Episode 5 – The Asian Crucible – This spectacular episode explores the extraordinary powers and civilizations that have emerged from central Asia.  First the Seljuk Turks took on the Byzantines, pushing their way into Anatolia. In a cave in Cappadocia we discover a long lost painting that reveals how the two cultures co-existed. The episode follows the Mongol invasions – in Bukhara and explores its destruction and in Esfahan, Iran it shows how the Mongols eventually converted to Islam and began to settle.  Then in Uzbekistan again the film traces the rise of Timur and explores the glories of Samarkand.  Finally the programme follows the successors of Timur as they spread south into India, creating the wonders of the Mughal Empire and the most iconic Taj Mahal.

Episode 6 – The Rise of the Ottomans – At the time of Elizabeth I, the greatest power in the world was not England, France or Florence, it was the Ottoman Empire – one of the world’s first truly global and multicultural Empires. Amazingly it is a crucial slice of world history, adorned with stunning palaces, advanced technology and brilliant artworks, which is often ignored by television history. The episode follows the rise of the Ottomans in the Anatolian city of Bursa and tells the dramatic story of how they conquered Byzantium and transformed Istanbul. The great Topkapı Palace of Istanbul is the stage on which we describe the growth of the Ottoman Empire and hear of the unprecedented developments in science and the arts ushered in by the rule of enlightened Sultans.
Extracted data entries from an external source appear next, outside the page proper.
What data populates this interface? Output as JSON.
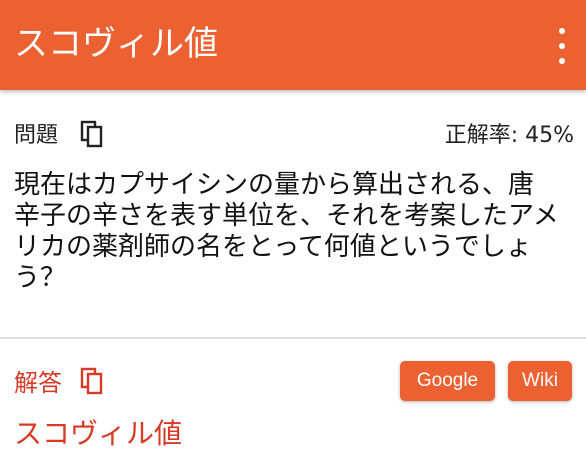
{
  "appbar": {
    "title": "スコヴィル値",
    "menu_icon": "more-vert-icon"
  },
  "question": {
    "label": "問題",
    "copy_icon": "copy-icon",
    "correct_rate": "正解率: 45%",
    "text": "現在はカプサイシンの量から算出される、唐辛子の辛さを表す単位を、それを考案したアメリカの薬剤師の名をとって何値というでしょう？"
  },
  "answer": {
    "label": "解答",
    "copy_icon": "copy-icon",
    "google_label": "Google",
    "wiki_label": "Wiki",
    "text": "スコヴィル値"
  },
  "colors": {
    "accent": "#ec6132",
    "answer_red": "#d83a26",
    "divider": "#e1e1e1"
  }
}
Episode 7 – The Ottomans and the West – The Ottoman Empire reached its zenith in the reign of Suleyman the Magnificent.  The episode explores some of his greatest creations – the treasures of Tophkapi and the beautiful mosques designed by Sinan. The film looks at the wider Ottoman world, taking in superb merchants’ houses in Birgi (Anatolia) and Damascus.  At the edge of empire, on the Persian border near Mt Ararat, the episode discovers how the Ottoman’s controlled the extremities of Empire at Ishak Pasha’s magnificent palace. The film then explores the growing European fascination with ‘The Orient’ throughout the 19th century, both as a place of culture and also as a trading partner and market for mass produced western goods.  We end by tracing the decline of the Ottoman Empire in the dying days of the19th century, a time when the Sultans still managed to achieve great feats, including the building of the great Hejaz Railway across the Arabian desert.